Atlantis The Royal was the most high-profile real-estate launch in recent Dubai history. It opened in January 2023 with a Beyoncé performance reportedly priced at $24 million — her first solo concert in five years. It's Kerzner's second project on Palm Jumeirah after the original Atlantis (2008), but with a fundamentally different positioning: not a mass-market resort, but an ultra-luxury complex with trophy residences.

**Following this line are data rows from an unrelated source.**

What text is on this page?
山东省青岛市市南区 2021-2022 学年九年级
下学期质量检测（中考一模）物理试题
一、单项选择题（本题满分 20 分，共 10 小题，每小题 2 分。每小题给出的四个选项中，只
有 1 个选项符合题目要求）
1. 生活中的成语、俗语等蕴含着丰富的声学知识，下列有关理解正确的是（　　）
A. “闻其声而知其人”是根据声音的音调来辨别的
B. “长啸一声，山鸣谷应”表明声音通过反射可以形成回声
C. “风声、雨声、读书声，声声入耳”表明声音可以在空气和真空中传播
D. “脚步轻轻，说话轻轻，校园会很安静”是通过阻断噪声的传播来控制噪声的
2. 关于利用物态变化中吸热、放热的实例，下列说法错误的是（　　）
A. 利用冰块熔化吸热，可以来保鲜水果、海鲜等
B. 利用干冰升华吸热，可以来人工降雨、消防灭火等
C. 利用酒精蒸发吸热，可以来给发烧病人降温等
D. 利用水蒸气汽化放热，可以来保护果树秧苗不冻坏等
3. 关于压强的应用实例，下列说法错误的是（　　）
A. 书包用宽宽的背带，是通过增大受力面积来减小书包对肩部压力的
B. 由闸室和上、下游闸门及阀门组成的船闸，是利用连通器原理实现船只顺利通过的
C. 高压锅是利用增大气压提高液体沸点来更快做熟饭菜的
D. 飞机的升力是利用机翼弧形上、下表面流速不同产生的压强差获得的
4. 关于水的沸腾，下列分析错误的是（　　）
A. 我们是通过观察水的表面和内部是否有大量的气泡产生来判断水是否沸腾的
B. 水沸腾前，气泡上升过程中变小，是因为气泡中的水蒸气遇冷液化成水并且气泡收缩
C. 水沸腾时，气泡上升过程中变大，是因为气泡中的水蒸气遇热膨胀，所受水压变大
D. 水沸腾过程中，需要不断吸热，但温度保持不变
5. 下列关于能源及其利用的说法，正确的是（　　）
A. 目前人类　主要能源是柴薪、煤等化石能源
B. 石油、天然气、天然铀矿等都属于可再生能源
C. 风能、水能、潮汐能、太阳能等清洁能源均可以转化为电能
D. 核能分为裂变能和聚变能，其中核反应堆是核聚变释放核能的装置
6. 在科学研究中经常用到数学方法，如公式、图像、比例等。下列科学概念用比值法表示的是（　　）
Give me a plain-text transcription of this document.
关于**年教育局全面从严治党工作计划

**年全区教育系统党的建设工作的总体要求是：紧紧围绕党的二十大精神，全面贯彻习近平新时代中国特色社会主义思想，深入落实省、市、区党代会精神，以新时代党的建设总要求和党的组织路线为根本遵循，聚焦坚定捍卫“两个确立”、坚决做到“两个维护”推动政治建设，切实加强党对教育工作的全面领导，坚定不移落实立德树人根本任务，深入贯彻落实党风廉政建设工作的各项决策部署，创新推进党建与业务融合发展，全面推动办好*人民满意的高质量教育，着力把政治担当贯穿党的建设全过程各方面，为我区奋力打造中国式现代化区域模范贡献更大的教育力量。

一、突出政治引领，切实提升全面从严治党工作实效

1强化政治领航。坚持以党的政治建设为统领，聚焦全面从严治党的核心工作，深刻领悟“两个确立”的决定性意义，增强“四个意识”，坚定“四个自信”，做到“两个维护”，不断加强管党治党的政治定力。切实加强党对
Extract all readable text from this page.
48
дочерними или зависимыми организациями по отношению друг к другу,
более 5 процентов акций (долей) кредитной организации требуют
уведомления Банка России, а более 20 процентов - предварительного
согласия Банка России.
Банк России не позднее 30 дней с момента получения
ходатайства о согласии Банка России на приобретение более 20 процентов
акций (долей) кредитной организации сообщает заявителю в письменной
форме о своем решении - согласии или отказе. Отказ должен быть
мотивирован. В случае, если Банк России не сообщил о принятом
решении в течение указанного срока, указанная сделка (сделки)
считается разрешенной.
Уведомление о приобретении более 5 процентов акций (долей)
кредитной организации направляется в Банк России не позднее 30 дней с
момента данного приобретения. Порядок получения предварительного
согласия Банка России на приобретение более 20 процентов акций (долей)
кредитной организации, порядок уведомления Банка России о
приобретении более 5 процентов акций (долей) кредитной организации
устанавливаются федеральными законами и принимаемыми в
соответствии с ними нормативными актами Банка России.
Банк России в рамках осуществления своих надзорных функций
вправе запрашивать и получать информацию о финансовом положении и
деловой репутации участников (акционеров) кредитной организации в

Architecture by Kohn Pedersen Fox: a 43-storey tower assembled from 80 stacked blocks shifted at varying angles, producing a profile visible from anywhere on Palm Jumeirah. Lead architect Trent Tesch. Construction was executed by Six Construct (the UAE arm of Belgium's BESIX). Interior design was split between two European studios: Italy's Alvisi Kirimoto handled the residences, while France's Sybille de Margerie designed the hotel's public spaces.
The residences occupy part of the building and total 231 apartments — from 2-bedroom layouts to four-storey penthouses and Sky Courtyards with private rooftop pools atop each block. Every unit has floor-to-ceiling glazing, Gaggenau and Miele appliances. Residents receive the full hotel service: 24/7 concierge, room service, access to all 17 resort restaurants (including Nobu, Heston Blumenthal's Gastronomy, La Mar by Gastón Acurio).
Launch prices in 2020 started at 12 million AED for a 2-bedroom; today the most modest secondary-market apartments trade for 18–22M, penthouses for 50–150M. This is one of the few Dubai addresses where you can live and simultaneously rent through Kerzner's branded hotel programme.